RESULTS AND DISCUSSION
As shown in Fig. 1, we had two peaks of protein. One, the
larger peak (dotted arrow) eluted with PBS and not shown affinity with the fetuin-agarose
column. By other hand, the minor peak (broken arrow) eluted with 2 M of acetic
acid at pH 2.5, showed affinity with the fetuin-agarose column, conductivity
value of 5.25 and yield of 36% (data not shown). The electrophoretic gel (Fig.
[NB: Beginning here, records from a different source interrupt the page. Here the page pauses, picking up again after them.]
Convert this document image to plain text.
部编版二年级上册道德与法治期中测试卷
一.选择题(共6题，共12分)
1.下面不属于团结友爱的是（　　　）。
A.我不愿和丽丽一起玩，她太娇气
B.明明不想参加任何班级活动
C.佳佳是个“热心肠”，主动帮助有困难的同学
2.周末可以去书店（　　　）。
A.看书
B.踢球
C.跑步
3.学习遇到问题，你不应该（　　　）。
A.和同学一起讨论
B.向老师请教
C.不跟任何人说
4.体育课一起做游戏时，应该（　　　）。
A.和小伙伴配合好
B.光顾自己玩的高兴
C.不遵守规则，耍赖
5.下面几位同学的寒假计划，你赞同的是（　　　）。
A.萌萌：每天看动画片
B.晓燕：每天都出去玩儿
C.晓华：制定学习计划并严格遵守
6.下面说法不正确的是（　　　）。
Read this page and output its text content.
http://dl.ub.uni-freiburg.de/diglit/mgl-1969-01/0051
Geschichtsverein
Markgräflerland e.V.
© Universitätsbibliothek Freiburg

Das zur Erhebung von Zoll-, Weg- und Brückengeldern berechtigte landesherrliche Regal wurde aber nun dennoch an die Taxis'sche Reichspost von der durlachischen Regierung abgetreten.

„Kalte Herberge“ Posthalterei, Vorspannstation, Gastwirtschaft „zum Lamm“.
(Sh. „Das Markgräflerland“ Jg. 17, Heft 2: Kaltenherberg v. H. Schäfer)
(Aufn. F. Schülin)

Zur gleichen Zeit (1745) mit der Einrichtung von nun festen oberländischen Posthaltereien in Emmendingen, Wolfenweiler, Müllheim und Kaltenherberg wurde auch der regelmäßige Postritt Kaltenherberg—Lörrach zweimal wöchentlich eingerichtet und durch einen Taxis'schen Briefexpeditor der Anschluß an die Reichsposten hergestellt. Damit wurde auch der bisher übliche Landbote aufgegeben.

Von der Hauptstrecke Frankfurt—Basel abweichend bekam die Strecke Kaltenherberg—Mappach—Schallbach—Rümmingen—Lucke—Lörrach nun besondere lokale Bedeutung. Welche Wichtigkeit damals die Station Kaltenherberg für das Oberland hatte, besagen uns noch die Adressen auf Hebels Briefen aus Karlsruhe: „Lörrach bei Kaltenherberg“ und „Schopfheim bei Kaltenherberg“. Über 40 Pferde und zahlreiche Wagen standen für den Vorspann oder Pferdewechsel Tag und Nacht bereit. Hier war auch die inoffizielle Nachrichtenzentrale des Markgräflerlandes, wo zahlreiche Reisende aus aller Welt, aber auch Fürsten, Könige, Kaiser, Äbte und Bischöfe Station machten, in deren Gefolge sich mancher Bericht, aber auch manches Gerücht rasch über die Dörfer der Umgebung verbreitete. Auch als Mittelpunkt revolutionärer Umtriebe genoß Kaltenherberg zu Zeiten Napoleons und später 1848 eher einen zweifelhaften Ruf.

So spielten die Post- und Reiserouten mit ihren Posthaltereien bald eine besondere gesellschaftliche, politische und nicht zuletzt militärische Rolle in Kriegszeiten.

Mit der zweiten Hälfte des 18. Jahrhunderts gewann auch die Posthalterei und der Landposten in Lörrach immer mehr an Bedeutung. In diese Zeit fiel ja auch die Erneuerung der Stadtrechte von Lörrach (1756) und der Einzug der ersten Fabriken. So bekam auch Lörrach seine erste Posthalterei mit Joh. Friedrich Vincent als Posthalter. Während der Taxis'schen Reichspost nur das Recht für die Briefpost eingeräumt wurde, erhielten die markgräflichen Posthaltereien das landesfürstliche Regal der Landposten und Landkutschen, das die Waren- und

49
2, line 3) show the fraction eluted with 2 M of acetic acid at pH 2.5. This
line only had one band of protein of ≈ 45 kDa, suggested that is the P.
coccineus lectin.
Fig. 1: | Partial purification of lectin from runner beans (Ph. coocineus). Elution profile of a Fetuin-Agarose column loaded with a lectin extract of runner beans seed. One milliliter fraction were collected. Solid arrow point the conductivity curve. Dotted arrow point the protein eluted with PBS. Broken arrow point the lectin of Ph. coocineus, eluted with 0.2 M acetic acid pH 2.5 |
Fig. 2: | Protein patterns of fractions obtained from runner beans purification lectin. Protein were separated by SDS-PAGE 10% and the gels were stained with Coomassie blue. Line 1: Curd extract of lectin. Line 2: Fraction eluted with PBS. Line 3: Lectin eluted with 0.2 M acetic acid pH 2.5. Solid arrow pint the lectin o Ph. coccineus |
Those results show the presence of one protein like a lectin, the affinity to fetuin-agarose column, ensure this asseveration (Fig. 1, 2). But more studies we have to do for complete its characterization.